JUST AMONG US

CONVERSAZIONI INTERSEZIONALI TRA GENERE, DECOLONIALITÀ E FEMMINISMI

INCONTRO CON NICOLE MOOLHUIJSEN

di Irene Russo

Ospitato mercoledì 16 nel cortile interno di Attitudes_spazio alle arti, Just Among Us è uno dei pochi eventi decentrati del Gender Bender festival, quest’anno alla sua XVIII edizione, un po’ come a voler tradurre nel profilo urbano quella marginalità che è al centro di queste conversazioni con focus su genere, decolonialità e femminismi. Anche la separazione tra pubblico e ospite viene eliminata: quattro sedie, disposte a debita distanza, accolgono me, altre due spettatrici e Nicole Moolhuijsen, l’ospite di questo incontro. Freelance, specializzata in Museum Studies, membro della commissione internazionale Icom per i Musei della Storia dell’Arte, nel 2019 vince un bando di ricerca sulle questioni di genere e inizia a condurre i suoi studi tra l’Italia e i Paesi Bassi, ponendo al centro della sua indagine le interazioni tra l’istituzione museo, le collezioni ospitate e il suo pubblico, con particolare attenzione verso la comunità LGBTQ+.

Il primo tema che viene affrontato è quello della narrazione: «Quando studio una mostra la prima cosa che mi chiedo è: qual è lo sguardo della curatrice o del curatore? E quale quello del pubblico?». 

Riconosciamo insieme come il racconto di alcune soggettività – dalle donne, alla comunità LGBTQ+, alle individualità oppresse – quando non riesce ad avere voce da sé, assume di solito dei tratti stereotipici/stereotipati. 

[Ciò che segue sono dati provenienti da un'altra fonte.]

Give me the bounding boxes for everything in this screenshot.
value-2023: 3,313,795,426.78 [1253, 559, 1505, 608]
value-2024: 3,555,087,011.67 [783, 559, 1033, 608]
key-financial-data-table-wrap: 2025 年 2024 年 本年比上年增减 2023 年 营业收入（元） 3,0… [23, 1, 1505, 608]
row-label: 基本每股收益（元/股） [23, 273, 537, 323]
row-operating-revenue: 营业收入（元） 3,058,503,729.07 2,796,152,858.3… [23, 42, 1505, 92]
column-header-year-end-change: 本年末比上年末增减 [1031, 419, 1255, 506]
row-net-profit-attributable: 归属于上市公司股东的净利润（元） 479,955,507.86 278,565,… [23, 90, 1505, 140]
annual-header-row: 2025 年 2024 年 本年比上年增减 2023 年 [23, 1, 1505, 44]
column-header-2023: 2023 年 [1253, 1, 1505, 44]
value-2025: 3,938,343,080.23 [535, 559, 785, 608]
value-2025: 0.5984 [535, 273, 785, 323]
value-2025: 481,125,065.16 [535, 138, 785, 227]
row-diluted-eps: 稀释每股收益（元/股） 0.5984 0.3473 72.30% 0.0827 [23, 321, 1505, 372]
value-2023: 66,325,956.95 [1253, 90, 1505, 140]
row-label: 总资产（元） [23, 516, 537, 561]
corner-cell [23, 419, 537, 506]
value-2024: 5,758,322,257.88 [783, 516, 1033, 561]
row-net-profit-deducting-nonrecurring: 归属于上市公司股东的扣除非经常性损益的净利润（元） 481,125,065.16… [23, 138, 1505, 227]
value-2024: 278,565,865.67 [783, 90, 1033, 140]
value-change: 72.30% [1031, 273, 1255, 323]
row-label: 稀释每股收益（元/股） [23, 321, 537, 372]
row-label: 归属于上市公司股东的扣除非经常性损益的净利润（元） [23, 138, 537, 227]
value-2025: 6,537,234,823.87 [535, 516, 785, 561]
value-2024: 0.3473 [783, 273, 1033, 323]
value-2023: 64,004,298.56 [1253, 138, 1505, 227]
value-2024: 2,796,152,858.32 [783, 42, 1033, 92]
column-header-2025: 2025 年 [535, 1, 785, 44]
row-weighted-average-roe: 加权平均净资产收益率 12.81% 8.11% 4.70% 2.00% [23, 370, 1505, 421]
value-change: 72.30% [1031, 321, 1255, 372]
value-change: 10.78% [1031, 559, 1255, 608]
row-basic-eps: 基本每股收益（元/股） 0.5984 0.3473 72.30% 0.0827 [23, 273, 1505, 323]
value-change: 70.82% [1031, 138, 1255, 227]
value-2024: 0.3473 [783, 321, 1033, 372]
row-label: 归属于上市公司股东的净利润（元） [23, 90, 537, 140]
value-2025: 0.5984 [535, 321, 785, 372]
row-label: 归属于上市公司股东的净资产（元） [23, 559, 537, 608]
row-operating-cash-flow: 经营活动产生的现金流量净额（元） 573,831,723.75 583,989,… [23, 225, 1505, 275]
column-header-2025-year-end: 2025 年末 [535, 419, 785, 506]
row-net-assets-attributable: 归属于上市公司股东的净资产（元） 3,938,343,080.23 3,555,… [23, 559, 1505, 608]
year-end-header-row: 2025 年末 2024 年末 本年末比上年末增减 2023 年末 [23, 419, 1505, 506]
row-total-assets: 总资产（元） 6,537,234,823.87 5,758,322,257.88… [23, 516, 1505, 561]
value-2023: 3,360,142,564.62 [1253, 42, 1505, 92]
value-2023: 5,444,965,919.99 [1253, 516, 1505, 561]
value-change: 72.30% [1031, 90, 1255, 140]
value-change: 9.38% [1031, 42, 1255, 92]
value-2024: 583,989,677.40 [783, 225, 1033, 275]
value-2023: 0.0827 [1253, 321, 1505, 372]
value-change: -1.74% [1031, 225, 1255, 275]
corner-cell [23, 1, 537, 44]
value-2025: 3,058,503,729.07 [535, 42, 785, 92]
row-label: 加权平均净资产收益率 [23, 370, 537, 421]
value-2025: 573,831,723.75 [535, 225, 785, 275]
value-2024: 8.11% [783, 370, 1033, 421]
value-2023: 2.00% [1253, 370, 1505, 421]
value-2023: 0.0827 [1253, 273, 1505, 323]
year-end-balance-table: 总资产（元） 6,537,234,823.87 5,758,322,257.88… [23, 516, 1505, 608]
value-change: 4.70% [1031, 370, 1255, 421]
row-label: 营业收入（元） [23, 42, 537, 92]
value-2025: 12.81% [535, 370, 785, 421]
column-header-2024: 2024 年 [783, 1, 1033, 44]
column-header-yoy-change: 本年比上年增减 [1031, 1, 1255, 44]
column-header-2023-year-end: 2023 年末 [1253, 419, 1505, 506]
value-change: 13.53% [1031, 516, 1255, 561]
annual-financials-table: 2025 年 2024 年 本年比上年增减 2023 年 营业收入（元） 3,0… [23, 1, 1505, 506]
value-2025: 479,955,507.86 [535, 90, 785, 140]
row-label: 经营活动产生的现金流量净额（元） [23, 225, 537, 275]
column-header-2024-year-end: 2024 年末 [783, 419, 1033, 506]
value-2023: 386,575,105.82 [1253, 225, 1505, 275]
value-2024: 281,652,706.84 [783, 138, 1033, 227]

Il primo è la patologizzazione, che pone l’accento sul dolore dell’esperienza individuale. Il secondo (che premette il primo) assume invece l’aspetto della rivalsa sociale: nonostante la sofferenza, la soggettività oppressa riesce ad avere successo, integrandosi all’interno della società. Inevitabilmente questa narrazione finisce per invisibilizzare ulteriormente le esperienze che non si allineano a questi due paradigmi. 

È a questo scarto che guarda l’IHLIA LGBT Heritage di Amsterdam, che nel 2019 decide di ospitare le memorie, sottoforma di testo, foto o video, delle abitanti e degli abitanti che si riconoscono come trans*, con particolare attenzione alle persone anziane, spesso doppiamente marginalizzate. Non solo le fonti materiali, ma le didascalie stesse spingono il pubblico a interrogarsi su identità di genere e orientamento sessuale. Sempre ad Amsterdam, il Trompeenmuseum, dedicato alle culture delle ex colonie olandesi, indaga il genere come costrutto culturale nella mostra What a genderful world. Fotografie, oggetti d’uso, poster, video, installazioni, opere d’arte narrano l’impossibilità di concettualizzare il genere in maniera rigidamente binaria nelle varie culture esposte.

Se da un lato l’inclusione della narrazione di soggettività oppresse all’interno delle istituzioni, i musei tra queste, può avere un importante impatto a livello sociale, il rischio è di puntare a un’agognata normalizzazione che è tale solo nell’aspetto voyeuristico. Identico è il discorso per i brand e le imprese che, per quanto più sensibili alla tematica e meno costretti alle ristrettezze economiche delle istituzioni culturali, rischiano spesso di sovrapporre il potere di esistere al potere d’acquisto. «Posso anche apprezzare il reggiseno arcobaleno di marca, ma se dietro alla scelta commerciale non vedo i passaggi che sono stati fatti, il messaggio rimane fine a sé stesso». Il dibattito, concordiamo insieme, dovrebbe invece partire dalle scuole e ruotare attorno, ancora prima che alla sessualità, agli stereotipi e all’abbattimento di questi. Operazione non facile in un paese come l’Italia dove, isole felici a parte, il dialogo sul genere viene affrontato nelle irraggiungibili nicchie accademiche o, al di fuori delle istituzioni, in realtà dal basso come i collettivi, senza alcun dialogo tra questi due poli.